What is BMI?
BMI stands for body mass index. Below is a small diagram illustrating the various BMI levels, but in essence it measures body fat against height and weight. Thereby, giving you a number. This number gauges if you have too much fat, health amounts, or too little fat. Given below is the gauge followed by the chart.
Underweight = <18.5
Normal weight = 18.5–24.9
Overweight = 25–29.9
Obesity = BMI of 30 or greater
If you would like to calculate BMI for yourself, just type in the word “BMI” into Google and it will give you a calculator.
In most cases, an accurate BMI reading will give you an idea of how healthy you are. But not everything you read about BMIs in magazines is accurate. For example, let’s take a look at a very popular media figure. Dwayne "The Rock" Johnson.

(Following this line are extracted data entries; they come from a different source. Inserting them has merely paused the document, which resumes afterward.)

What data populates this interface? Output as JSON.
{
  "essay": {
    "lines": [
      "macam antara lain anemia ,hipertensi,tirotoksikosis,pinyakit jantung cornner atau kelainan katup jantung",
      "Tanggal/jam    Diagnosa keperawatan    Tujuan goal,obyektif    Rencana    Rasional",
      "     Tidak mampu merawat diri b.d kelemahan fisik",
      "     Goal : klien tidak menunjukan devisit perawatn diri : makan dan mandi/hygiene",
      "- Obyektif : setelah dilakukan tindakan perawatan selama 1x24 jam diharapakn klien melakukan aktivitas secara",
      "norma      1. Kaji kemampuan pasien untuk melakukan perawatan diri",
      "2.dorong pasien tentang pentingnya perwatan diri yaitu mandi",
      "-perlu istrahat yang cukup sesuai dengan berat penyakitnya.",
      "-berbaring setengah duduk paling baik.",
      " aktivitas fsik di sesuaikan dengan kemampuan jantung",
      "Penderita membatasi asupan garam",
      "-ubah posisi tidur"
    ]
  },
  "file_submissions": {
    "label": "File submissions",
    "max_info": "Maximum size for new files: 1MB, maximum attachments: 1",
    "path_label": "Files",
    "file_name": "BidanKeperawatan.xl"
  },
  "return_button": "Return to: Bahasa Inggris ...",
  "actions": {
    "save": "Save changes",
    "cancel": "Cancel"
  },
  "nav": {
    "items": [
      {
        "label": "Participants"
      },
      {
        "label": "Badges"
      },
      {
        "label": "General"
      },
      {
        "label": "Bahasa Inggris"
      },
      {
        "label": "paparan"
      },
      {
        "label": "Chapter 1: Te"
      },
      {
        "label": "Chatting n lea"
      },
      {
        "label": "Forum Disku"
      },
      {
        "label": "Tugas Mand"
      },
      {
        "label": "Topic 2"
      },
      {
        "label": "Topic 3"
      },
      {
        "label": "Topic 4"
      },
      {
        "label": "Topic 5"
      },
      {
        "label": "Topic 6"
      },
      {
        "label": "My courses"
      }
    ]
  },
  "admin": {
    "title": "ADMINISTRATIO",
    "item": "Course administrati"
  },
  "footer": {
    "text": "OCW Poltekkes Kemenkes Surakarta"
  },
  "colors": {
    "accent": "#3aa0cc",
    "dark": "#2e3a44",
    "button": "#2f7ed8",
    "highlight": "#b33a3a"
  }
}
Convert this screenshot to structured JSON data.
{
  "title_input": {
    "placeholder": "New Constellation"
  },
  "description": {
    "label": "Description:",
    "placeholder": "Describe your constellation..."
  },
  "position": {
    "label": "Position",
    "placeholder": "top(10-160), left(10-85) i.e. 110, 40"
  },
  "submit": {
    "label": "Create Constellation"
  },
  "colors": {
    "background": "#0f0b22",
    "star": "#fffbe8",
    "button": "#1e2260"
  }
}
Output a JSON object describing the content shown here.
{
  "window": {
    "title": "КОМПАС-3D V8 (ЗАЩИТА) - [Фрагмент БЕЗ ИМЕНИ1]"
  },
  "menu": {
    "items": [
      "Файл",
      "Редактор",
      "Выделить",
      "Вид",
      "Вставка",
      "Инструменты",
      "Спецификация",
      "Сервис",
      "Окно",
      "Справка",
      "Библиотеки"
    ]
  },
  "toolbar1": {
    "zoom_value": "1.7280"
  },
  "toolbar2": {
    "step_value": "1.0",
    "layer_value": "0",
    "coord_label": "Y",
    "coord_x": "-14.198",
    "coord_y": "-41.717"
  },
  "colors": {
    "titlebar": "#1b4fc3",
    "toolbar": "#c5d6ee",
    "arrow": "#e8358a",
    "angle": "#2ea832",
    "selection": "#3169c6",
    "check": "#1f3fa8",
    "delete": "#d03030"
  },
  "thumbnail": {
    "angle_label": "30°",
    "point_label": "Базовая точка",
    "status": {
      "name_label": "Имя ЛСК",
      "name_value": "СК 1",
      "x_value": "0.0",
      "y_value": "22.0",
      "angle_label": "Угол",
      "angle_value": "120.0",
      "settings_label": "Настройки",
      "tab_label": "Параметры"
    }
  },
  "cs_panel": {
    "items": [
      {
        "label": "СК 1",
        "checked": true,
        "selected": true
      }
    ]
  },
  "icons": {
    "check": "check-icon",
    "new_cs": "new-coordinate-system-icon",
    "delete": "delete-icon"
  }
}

Why him? Well, let’s look at the data. According to a quick search engine lookup The Rock stands at 196 cm and 110 kilograms of weight. This puts him at a BMI of 28.6. Looking at the scale above you can see The Rock is technically obese.
The Rock is Obese?
But is he? This is where media magazines won’t call The Rock obese. The thing is that they can’t, The Rock is lean and shredded. Being overweight is based on the assumption of body fat. BMI does differentiate between fat and muscle. And The Rock is packed with muscle.
It does not matter about weight, for example 1 lb of fat weighs the same as 1 lb of muscle, but fat has a larger volume. Muscle is denser, you can have a lot more muscle on your frame than fat can accommodate. And this is where The Rock lies, as mentioned above, he is filled to the brim with lean muscle. This means that even though he weighs more than recommended for his height, his added weight is muscle and not fat. A BMI reading will not give you this information.
In addition, a BMI does not take into account a diet regime, workout plan or daily nutritional levels. In fact you may even deviate from a healthy BMI because you drank too much water and had a little extra salt in your food when you took a reading. And this might simply be due to extra water retention, not body fat.
Therefore, it is important to understand that even though a BMI is a healthy benchmark to guide your progress, everyone is unique and there is no one size fits all when it comes to our bodies.